“I do not think that I shall be a burden on you, dear father; I believe that one day I may be able to do something.”
“Do not fancy that I would ever think of you as a burden, my dear child,” said her father. “But what do you mean by saying that you may one day do something?—some work, do you suggest?”
“Something—I am fond of writing,” she murmured.

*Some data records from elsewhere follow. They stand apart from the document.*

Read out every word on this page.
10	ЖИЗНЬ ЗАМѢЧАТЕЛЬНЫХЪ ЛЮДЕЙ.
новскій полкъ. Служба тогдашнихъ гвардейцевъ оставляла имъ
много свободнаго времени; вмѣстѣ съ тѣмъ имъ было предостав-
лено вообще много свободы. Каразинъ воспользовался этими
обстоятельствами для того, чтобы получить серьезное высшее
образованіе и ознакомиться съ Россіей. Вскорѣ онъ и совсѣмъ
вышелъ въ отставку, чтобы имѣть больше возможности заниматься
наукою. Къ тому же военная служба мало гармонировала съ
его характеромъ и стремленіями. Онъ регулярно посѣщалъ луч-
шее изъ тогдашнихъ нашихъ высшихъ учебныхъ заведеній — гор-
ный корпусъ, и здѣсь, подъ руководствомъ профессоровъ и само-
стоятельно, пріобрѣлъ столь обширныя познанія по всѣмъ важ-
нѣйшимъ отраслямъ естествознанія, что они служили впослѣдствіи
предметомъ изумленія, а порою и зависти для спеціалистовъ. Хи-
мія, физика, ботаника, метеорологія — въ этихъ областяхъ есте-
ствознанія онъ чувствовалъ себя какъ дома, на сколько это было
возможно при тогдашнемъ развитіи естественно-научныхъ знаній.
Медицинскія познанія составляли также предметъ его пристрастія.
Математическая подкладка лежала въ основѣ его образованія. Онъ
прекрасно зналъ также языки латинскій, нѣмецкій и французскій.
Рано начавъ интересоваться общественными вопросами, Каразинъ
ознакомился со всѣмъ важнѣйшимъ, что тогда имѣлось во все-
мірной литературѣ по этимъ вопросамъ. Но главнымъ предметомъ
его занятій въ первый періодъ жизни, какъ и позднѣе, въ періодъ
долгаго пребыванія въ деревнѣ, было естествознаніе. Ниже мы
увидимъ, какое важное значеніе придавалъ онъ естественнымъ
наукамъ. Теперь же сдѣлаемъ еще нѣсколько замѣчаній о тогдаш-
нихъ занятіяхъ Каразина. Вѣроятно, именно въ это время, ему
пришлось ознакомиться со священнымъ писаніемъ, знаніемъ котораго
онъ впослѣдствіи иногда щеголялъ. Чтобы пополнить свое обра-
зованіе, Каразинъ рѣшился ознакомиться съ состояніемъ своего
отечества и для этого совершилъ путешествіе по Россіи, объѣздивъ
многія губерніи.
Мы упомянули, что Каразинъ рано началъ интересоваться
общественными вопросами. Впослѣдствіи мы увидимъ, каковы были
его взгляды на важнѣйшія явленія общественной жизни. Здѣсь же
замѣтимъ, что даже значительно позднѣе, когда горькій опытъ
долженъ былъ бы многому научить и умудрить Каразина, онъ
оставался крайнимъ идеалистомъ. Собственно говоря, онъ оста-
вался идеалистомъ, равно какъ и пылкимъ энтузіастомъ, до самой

He laughed gently, saying:
“You are a very good girl, my love, and I know how much I am indebted to you for your admirable copying of my notes for the History; but do not let the idea take hold of you that such work is well paid. If you ever get in touch with a bookseller, he will tell you that the work of a copyist is very poorly paid.”
“I was not thinking of copying,” murmured Fanny.
“Of what then, pray?” he asked.
“If I could but write a book,” she replied, with her eyes on the floor.
“A book!” cried Mrs. Burney, who thought that she had been silent long enough. “A book!”
“To be sure—to be sure,” said her father, in the indulgent tone of a parent humouring a child. “You might write a book—so might anyone who could pay for a ream of paper, a bottle of ink and a box of quills. You should speak to Mr. Newbery about it: he has printed many nursery stories since ‘Goody Two Shoes.’ You might indeed do something that the children would take a fancy to. Well, Francis Newbery is as honest a man as his uncle, and we may talk to him about it. By the by, did not you once tell me that you had written something, or that you were going to write something? You thought it proper to get my leave. I had forgotten that. Well, if it be a moral nursery story, we might interest Mr. Newbery in it.”